Данила сдвинул брови.

– Не продам!

– А ты повежливее, повежливее, молодой человек, – с укоризной прогудел старик, погладив бороду; Данила заметил, что один ноготь на его руке был черным, а на пальце красовался перстень в форме змеи с большой головой. – Чай к тебе не простые гости пожаловали. Мы тебя в бараний рог скрутим, ежели понадобится.

Данила почувствовал странный удар по голове – изнутри, будто там взорвалась газовая граната, но сознания не потерял, автоматически переходя в состояние резонансной готовности к бою, как учил его Нестор Будимирович.

– Уходите! Я вас не звал!

Молодой верзила в дурацкой шапке-кепке бросил на старца глумливо-вызывающий взгляд.

– Хамит богомаз! Придется укорот дать. Не возражаешь, святый отче?

– Делай дело, – буркнул старик, озираясь. – Надо будет посмотреть, что он успел намастерить.

– Отрок подраться хочет, дадим ему шанс?

– Уходите! – повторил Данила, сжав кулаки.
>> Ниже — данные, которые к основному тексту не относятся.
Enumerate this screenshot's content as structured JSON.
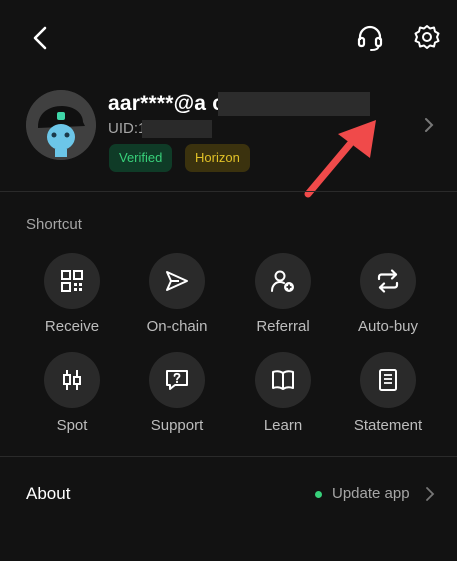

– Щенок! – нехорошо улыбнулся незнакомец в кепке. – Знал бы, с кем имеешь дело!

– Кончай ваньку валять, Ефим! – недовольно сказал горбун в рясе. – Торопиться надо, неладное чую.

– Я только дам ему урок, – сказал парень и прыгнул к Даниле, намереваясь ударить его в голову.

Но удар цели не достиг. Художника в этом месте уже не было. Он оказался в метре слева и мог бы ответить, но не стал этого делать. Проговорил глухо:

– Вы не имеете права…

Спутник монаха снова бросился вперед, размахивая длинными руками с растопыренными пальцами, но снова промахнулся. Отскочил, растерянный, разозленный и недоумевающий.

– Ах ты, курва сопливая!

Данила вовремя заметил движение руки противника, метнулся вправо-влево, «качая маятник», и сорвавшаяся с перстня парня молния миновала его, разнесла стеклянный графин на столе.

Данила замер, глядя то на осколки стекла, то на верзилу в кепке.

Тот ощерился, снова выбросил вперед кулак со змеиным перстнем, и хотя Данила ждал этого – на уровне подсознания, все же с великим трудом увернулся от новой фиолетово-зеленой молнии, вонзившейся в стену рядом с висевшими на ней фотографиями. Однако она пролетела так близко от головы, что щека, ухо и часть шеи Данилы онемели. Пахнуло жутким холодом.

– Вот же прыткий иконописец попался! – Парень в кепке выругался. – Придется мочить по-серьезному.

Монах, разглядывавший висевшую на противоположной стене горницы, между окнами, небольшую икону с изображением богини Макоши – творение рук Данилы, оглянулся.

– Обойдись без шума, Ефим. Нам он ни к чему.

– Щас я его уложу!

Молодой спутник монаха вытащил из-под полы куртки крест в форме недокрученной свастики, поднял перед собой.

– Ну что, щенок, ты и с этим справишься? Именем Того, Кто Придет…

Договорить он не успел.

Словно темная молния прянула из сеней в горницу, и владелец креста и кепки отлетел к стене, отброшенный страшным ударом, буквально влип в стену, роняя крест, сполз на пол.